KNOXVILLE – A proposal to hold tuition increases to record lows for three consecutive years is unprecedented in the history of the University of Tennessee system and on its way to consideration by members of the UT Trustees Finance and Administration Committee.
In Tuesday’s meeting of the UT Board of Trustees Tuition and Fees Subcommittee, members agreed to a proposed 1.8 percent increase in undergraduate tuition at all UT campuses. In 2016, UT Trustees approved a 2.2 percent increase—the lowest since 1984. It came on the heels of a 3 percent increase in 2015, marking the first time since 1978-1979 that undergraduate tuition increases were 3 percent or less for two consecutive years.
The UT Trustees Finance and Administration Committee next reviews the current, proposed 1.8 percent increase to consider sending it to the full UT Board for a required vote. Should the board approve the proposal, it will mark three consecutive fiscal years of tuition increases of 3 percent or lower—a first since establishment of the UT system in 1968.
“As a result of Gov. (Bill) Haslam’s efforts and the concurrence of the Tennessee legislature, state appropriations are at levels very helpful this fiscal year in allowing us to self-limit tuition increases to 1.8 percent and potentially achieve an historic milestone of three straight years of record low increases. We are very sensitive to affordability at UT and strive to ensure that our graduates don’t start their careers incurring excessive cost, and for some, debt,” UT President Joe DiPietro said.

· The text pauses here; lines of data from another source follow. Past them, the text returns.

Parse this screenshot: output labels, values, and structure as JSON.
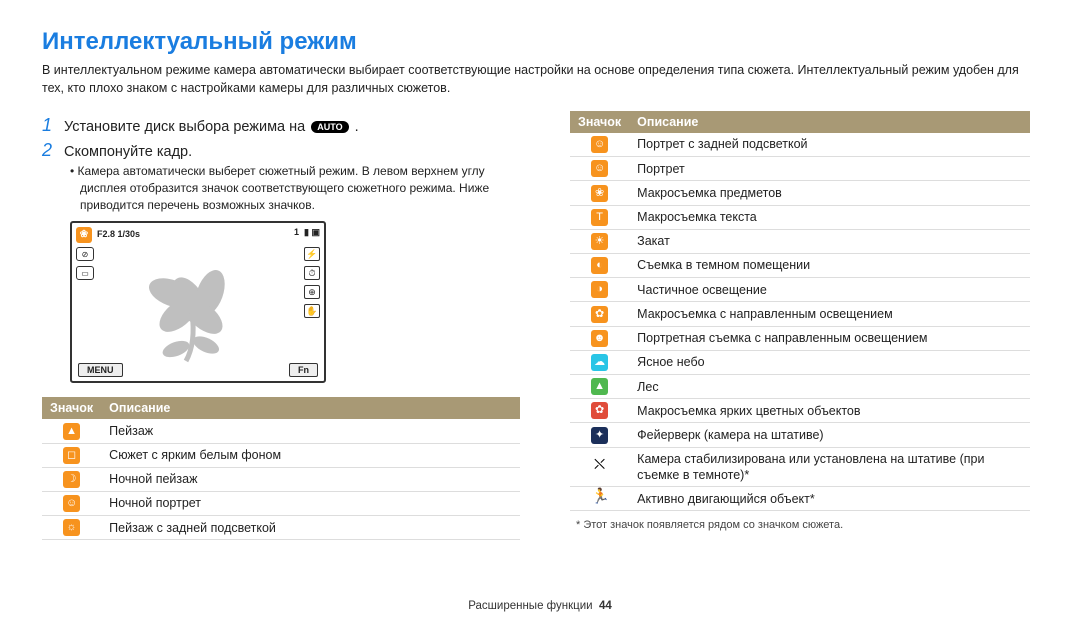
{
  "title": "Интеллектуальный режим",
  "intro": "В интеллектуальном режиме камера автоматически выбирает соответствующие настройки на основе определения типа сюжета. Интеллектуальный режим удобен для тех, кто плохо знаком с настройками камеры для различных сюжетов.",
  "step1_num": "1",
  "step1_text_a": "Установите диск выбора режима на ",
  "step1_text_b": " .",
  "auto_label": "AUTO",
  "step2_num": "2",
  "step2_text": "Скомпонуйте кадр.",
  "bullet": "Камера автоматически выберет сюжетный режим. В левом верхнем углу дисплея отобразится значок соответствующего сюжетного режима. Ниже приводится перечень возможных значков.",
  "lcd": {
    "exposure": "F2.8  1/30s",
    "shots": "1",
    "menu": "MENU",
    "fn": "Fn"
  },
  "th_icon": "Значок",
  "th_desc": "Описание",
  "left_rows": [
    {
      "cls": "orange",
      "glyph": "▲",
      "desc": "Пейзаж"
    },
    {
      "cls": "orange",
      "glyph": "◻",
      "desc": "Сюжет с ярким белым фоном"
    },
    {
      "cls": "orange",
      "glyph": "☽",
      "desc": "Ночной пейзаж"
    },
    {
      "cls": "orange",
      "glyph": "☺",
      "desc": "Ночной портрет"
    },
    {
      "cls": "orange",
      "glyph": "☼",
      "desc": "Пейзаж с задней подсветкой"
    }
  ],
  "right_rows": [
    {
      "cls": "orange",
      "glyph": "☺",
      "desc": "Портрет с задней подсветкой"
    },
    {
      "cls": "orange",
      "glyph": "☺",
      "desc": "Портрет"
    },
    {
      "cls": "orange",
      "glyph": "❀",
      "desc": "Макросъемка предметов"
    },
    {
      "cls": "orange",
      "glyph": "T",
      "desc": "Макросъемка текста"
    },
    {
      "cls": "orange",
      "glyph": "☀",
      "desc": "Закат"
    },
    {
      "cls": "orange",
      "glyph": "◐",
      "desc": "Съемка в темном помещении"
    },
    {
      "cls": "orange",
      "glyph": "◑",
      "desc": "Частичное освещение"
    },
    {
      "cls": "orange",
      "glyph": "✿",
      "desc": "Макросъемка с направленным освещением"
    },
    {
      "cls": "orange",
      "glyph": "☻",
      "desc": "Портретная съемка с направленным освещением"
    },
    {
      "cls": "cyan",
      "glyph": "☁",
      "desc": "Ясное небо"
    },
    {
      "cls": "green",
      "glyph": "▲",
      "desc": "Лес"
    },
    {
      "cls": "red",
      "glyph": "✿",
      "desc": "Макросъемка ярких цветных объектов"
    },
    {
      "cls": "navy",
      "glyph": "✦",
      "desc": "Фейерверк (камера на штативе)"
    },
    {
      "cls": "tripod",
      "glyph": "⛌",
      "desc": "Камера стабилизирована или установлена на штативе (при съемке в темноте)*"
    },
    {
      "cls": "runner",
      "glyph": "🏃",
      "desc": "Активно двигающийся объект*"
    }
  ],
  "footnote": "*  Этот значок появляется рядом со значком сюжета.",
  "footer_label": "Расширенные функции",
  "footer_page": "44"
}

“I believe this is an example of partnership between the state and the University of Tennessee to enable affordability while also maintaining excellence. Certainly, our board must vote before the University’s budget is official, but I am pleased to be able to take this proposal to our board and look forward to their action on it.”
The University’s current efforts to sharply self-limit tuition increases began in 2014, when DiPietro told UT Trustees that, without action to avert it, a funding gap of $377 million was projected over the next decade. DiPietro also was determined not to allow large tuition increases to be used to close the funding gap.
DiPietro formed his “Budget Advisory Group” of internal and external stakeholders who worked on a plan for the University to maintain excellence and boost efficiency while also seeking opportunities to be more entrepreneurial. The group produced a set of “budget boundaries” to govern priorities and use of resources for two fiscal years that the UT Board approved and implemented in 2015.
A set of updated budget boundaries is currently in development.
“As I have often said since 2014, precluding drastic tuition increases required us to focus on maximizing available resources while determining how to achieve sustainable funding for the long term,” DiPietro said. “We’re very grateful to have had a committed partnership in this effort from Gov. Haslam and the General Assembly.”